Nearly two weeks later, my taste buds are still processing the New York Wine & Food Festival's Grand Tasting event, a rambunctious and nearly overwhelming tornado of food tasting and celebrity chef sightings. After methodically making the rounds to each of the up-and-coming restaurant's tables - stuffed to the gills and eager to take a break from the Tasting - I took a seat for the live chef demonstrations, watching cooking demonstrations by Alton Brown, Michael Symon and Morimoto - as well as an interview with Anthony Bourdain.
On such a gluttonous, indulgent occasion (the proceeds of which, ironically, go to support the Food Bank for NYC and Share Our Strength) I was hardly expecting the crowd - or the celebrity chefs - to be talking about health and nutrition. Yet the topic seemed the leitmotif of the culinary demonstrations. The crowd asked questions about salt, fats and chefs' personal health regimes. Michael Symon, a notorious pork (and pork fat) aficionado, voiced his healthful aversion to processed food: "I don't eat anything from a box, bag or can...other than canned beans and tomatoes". But the most outspoken, unexpected (and almost unintentional) health advocate was the self-professed, post-"bad boy" Anthony Bourdain.
If you like Anthony Bourdain, it's probably because you can count on him to be honest to a fault (and at the most inappropriate times). He's has gotten quite a lot of flack these days, most notably for his comment regarding Paula Deen. And since his network has been taken over by Scripps Networks Interactive, he's found himself in a bit of a tough spot. But at the NYCWFF, ironically, his "I don't give a fuck" attitude served to highlight something more meaningful than his media-inflicted "bad boy" persona. Because when it comes to obesity and the new obsession with watching food TV...well, Tony does "give a fuck".
In the full mastery of the Bourdain style, Tony told us what we already know, but had perhaps not yet considered:
- Diabetes and obesity are not funny; if it "takes 10 minutes for you to get out of your car" he doesn't think that's a laughing matter.
- The obsession with Food TV is a relatively new thing. And TV Chefs should be compared -not to professional chefs in restaurant kitchens - but to Julia Child. She encouraged people to get smarter and better, not to feel complacent about themselves (or glorify excessive use of butter, deep frying, etc. in the middle of an obesity epidemic)
- As a former restaurant chef, he feels strongly about certain things, like "how to cook a steak" and whether or not we should be able to "order a hamburger medium rare". And he's disappointed by the decisions of those [TV Chefs] who say it's "OK to buy a pre-chopped onion".
And Bourdain's straight-talkin' rolled right on through other topics, like fatherhood, food writing and the relationship between food and culture.

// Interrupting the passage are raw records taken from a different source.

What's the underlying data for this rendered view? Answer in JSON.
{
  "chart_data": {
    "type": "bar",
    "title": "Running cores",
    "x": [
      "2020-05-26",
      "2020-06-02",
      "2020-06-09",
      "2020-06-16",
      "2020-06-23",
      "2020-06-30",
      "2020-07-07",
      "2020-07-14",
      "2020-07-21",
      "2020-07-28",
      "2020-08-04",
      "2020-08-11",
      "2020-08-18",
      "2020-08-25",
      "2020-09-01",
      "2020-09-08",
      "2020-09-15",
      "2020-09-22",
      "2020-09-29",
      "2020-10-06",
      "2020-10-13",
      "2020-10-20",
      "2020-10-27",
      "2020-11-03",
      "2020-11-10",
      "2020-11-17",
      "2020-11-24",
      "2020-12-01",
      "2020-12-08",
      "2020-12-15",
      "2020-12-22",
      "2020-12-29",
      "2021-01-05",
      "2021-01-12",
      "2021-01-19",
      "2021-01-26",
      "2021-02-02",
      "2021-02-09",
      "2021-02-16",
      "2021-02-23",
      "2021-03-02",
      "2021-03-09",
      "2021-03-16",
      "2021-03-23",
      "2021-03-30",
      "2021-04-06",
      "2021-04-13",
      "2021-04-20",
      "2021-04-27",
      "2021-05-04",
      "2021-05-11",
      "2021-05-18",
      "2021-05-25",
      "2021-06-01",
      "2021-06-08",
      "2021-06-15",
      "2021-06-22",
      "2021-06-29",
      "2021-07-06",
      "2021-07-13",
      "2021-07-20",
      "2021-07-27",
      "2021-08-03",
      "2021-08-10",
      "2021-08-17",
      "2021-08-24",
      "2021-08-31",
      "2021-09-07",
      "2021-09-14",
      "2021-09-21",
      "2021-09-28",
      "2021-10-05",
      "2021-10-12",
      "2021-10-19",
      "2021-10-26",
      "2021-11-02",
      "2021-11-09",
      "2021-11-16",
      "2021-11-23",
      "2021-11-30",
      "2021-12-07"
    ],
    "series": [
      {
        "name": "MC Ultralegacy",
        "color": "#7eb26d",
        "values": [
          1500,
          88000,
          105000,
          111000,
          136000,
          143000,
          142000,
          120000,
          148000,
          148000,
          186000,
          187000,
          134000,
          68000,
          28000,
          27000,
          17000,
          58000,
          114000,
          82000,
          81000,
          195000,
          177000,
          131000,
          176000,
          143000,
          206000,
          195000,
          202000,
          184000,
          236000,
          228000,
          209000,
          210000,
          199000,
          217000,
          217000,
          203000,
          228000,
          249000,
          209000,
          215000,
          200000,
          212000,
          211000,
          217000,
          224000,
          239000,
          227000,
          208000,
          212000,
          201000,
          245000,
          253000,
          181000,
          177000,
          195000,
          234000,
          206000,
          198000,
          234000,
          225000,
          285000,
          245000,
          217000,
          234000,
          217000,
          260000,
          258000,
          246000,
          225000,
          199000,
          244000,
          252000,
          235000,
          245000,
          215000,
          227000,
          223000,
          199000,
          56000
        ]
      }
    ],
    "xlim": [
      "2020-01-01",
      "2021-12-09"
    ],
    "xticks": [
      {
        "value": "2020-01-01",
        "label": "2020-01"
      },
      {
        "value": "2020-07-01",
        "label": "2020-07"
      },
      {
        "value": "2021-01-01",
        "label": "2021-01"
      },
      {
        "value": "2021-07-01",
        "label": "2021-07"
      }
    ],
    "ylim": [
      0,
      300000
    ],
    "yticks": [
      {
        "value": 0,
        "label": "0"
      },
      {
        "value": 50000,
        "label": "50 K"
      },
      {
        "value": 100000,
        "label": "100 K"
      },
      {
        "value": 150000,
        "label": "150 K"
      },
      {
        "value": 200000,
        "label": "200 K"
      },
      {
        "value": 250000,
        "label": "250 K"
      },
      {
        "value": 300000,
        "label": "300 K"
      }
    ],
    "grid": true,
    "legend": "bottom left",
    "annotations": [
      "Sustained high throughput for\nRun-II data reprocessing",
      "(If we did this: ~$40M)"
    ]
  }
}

- His daughter is never going to see him doing jello shots out of the a stripper's belly button. "Daddy doesn't do that", it's just not going to happen.
- If you're writing about food, there's only so many adjectives you can use before you are creatively exhausted. And by eating in a lot of restaurants, your perspective on a "good meal" changes dramatically. No great food writer was ever a snob. What the NYTimes does, rotating people out after 2-3 years is smart, because once you lose your sense of "awe and wonder" you're past your food-writing prime.
- On food in second and third-world countries: "Food is important, food tells a story...about what they are eating, but also what they are not eating". It is amazing what people do "with nothing"; taking what little you have, paying attention, and putting in the time to make it delicious, "that is cooking."
- He spends a lot of time in Middle America. Rather than sneering down on people in our own country who we don't agree with, why not treat them with the same cultural interest that we give other countries? "Empathy is a good thing...Understanding your enemy is a strategically wise thing to do".
Essentially, it all came down to one central message. In the middle of a crowd of food worshipers (who had basically just engaged in a hedonistic food ritual), Bourdain was reminding us that food matters. What we eat and why we eat it matters. And not only does it matter, but it tells a story about who we are and the culture we live in.
I don't think I have to say the obvious: I have the utmost respect for Anthony Bourdain and the practical, cultural lens through which he views food. I'm sure he'd reject the word "activism" or the term "raising awareness", because frankly, he "doesn't give a fuck" and he's just trying to ride out the crazy adventure of his fame for as long as he can.
But no matter where it came from, thank you Tony - for giving enough of a fuck, if only by accident...maybe.